N1X 26 Aug 2023 5:59 UTC
10 points
4
on: Assume Bad Faith
I think that this post relies too heavily on a false binary. Specifically, the description of all arguments as “good faith” or “bad faith” completely ignores the (to my intuition, far likelier) possibility that most arguments begin primarily (my guess is 90% or so, but maybe I just tend not to hold arguments with people below 70%) good faith, then people adjust according to their perception of their interlocutor(s), audience (if applicable), and the importance of the issue being argued. Common signals of arguments in particularly bad faith advanced by otherwise intelligent people include persistent reliance on most listed logical fallacies (dismissing that criticism and keeping a given point after its fallacious nature is clearly explained; sealioning and whataboutism are prototypical exemplars), moving the goalposts, and ignoring all contradictory evidence.

Another false binary: this also ignores the possibility of both sides in an argument being correct (or founded on correct factual data). For example, today I spent perhaps 10 minutes arguing over whether a cheese was labeled as Gouda or not, because I’d read the manufacturer’s label which did not contain that word but did say “Goat cheese of Holland” and my interlocutor read the price label from Costco which called it “goat Gouda.” I’m marginally more correct because I recognized the contradiction in terms (in the EU gouda can only be made from milk produced by Dutch cows), but neither of us was lying or arguing in bad faith, and yet I briefly struggled to believe that we were inhabiting the same reality and remembering it correctly. They were a very entertaining 10 minutes, but I wouldn’t want to have that kind of groundless argument more than once or twice a week, and that limit assumes a discussion of trivial topics as opposed to an ostensibly sincere debate on something which I hold dear.

N1X 8 Aug 2023 8:11 UTC
1 point
0
on: Seeking better name for “Effective Egoism”

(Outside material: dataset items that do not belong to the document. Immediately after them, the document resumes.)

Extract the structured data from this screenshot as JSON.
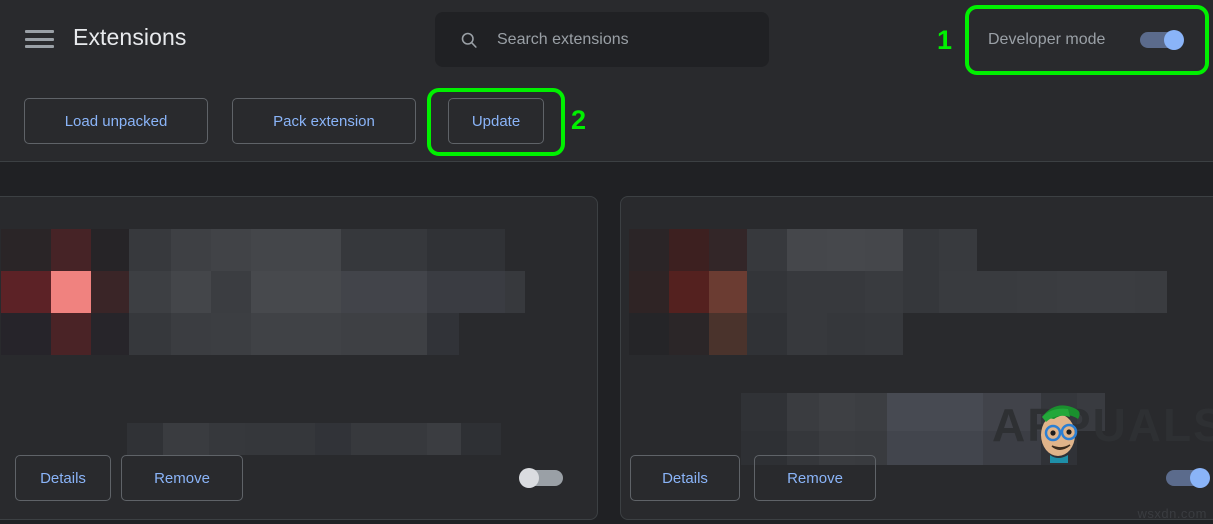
{
  "header": {
    "menu_icon": "hamburger-menu-icon",
    "title": "Extensions",
    "search": {
      "icon": "search-icon",
      "placeholder": "Search extensions",
      "value": ""
    },
    "developer_mode": {
      "label": "Developer mode",
      "state": "on",
      "annotation_number": "1"
    }
  },
  "toolbar": {
    "load_unpacked_label": "Load unpacked",
    "pack_extension_label": "Pack extension",
    "update_label": "Update",
    "update_annotation_number": "2"
  },
  "cards": [
    {
      "id": "extension-card-left",
      "name_blurred": true,
      "details_label": "Details",
      "remove_label": "Remove",
      "enabled_toggle_state": "off"
    },
    {
      "id": "extension-card-right",
      "name_blurred": true,
      "details_label": "Details",
      "remove_label": "Remove",
      "enabled_toggle_state": "on"
    }
  ],
  "watermarks": {
    "logo_text": "APPUALS",
    "bottom_right": "wsxdn.com"
  },
  "colors": {
    "page_background": "#202124",
    "surface": "#292a2d",
    "accent_link": "#8ab4f8",
    "toggle_on_track": "#5b6b8c",
    "toggle_off_track": "#9aa0a6",
    "annotation_green": "#00f000",
    "text_primary": "#e8eaed",
    "text_secondary": "#9aa0a6",
    "border": "#5f6368",
    "divider": "#3c4043"
  }
}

As linked by @turchin, Ayn Rand already took “Rational Egoism” and predecessors took “Effective Egoism.” Personally, I think “Effective Hedonism” ought to be reserved for improving the efficiency of your expenditures (of time, money, natural resources, etc.) in generating hedons for yourself and possibly your circles of expanding moral concern (e.g. it’s not ineffective hedonism to buy a person you care about a gift which they’ll enjoy, and not entirely egocentric, and while you are allowed to care about your values in the world in this framework, you are focusing on the “feels” as opposed to the “net impact”). I’m writing up a post (my first) expanding upon this idea this week.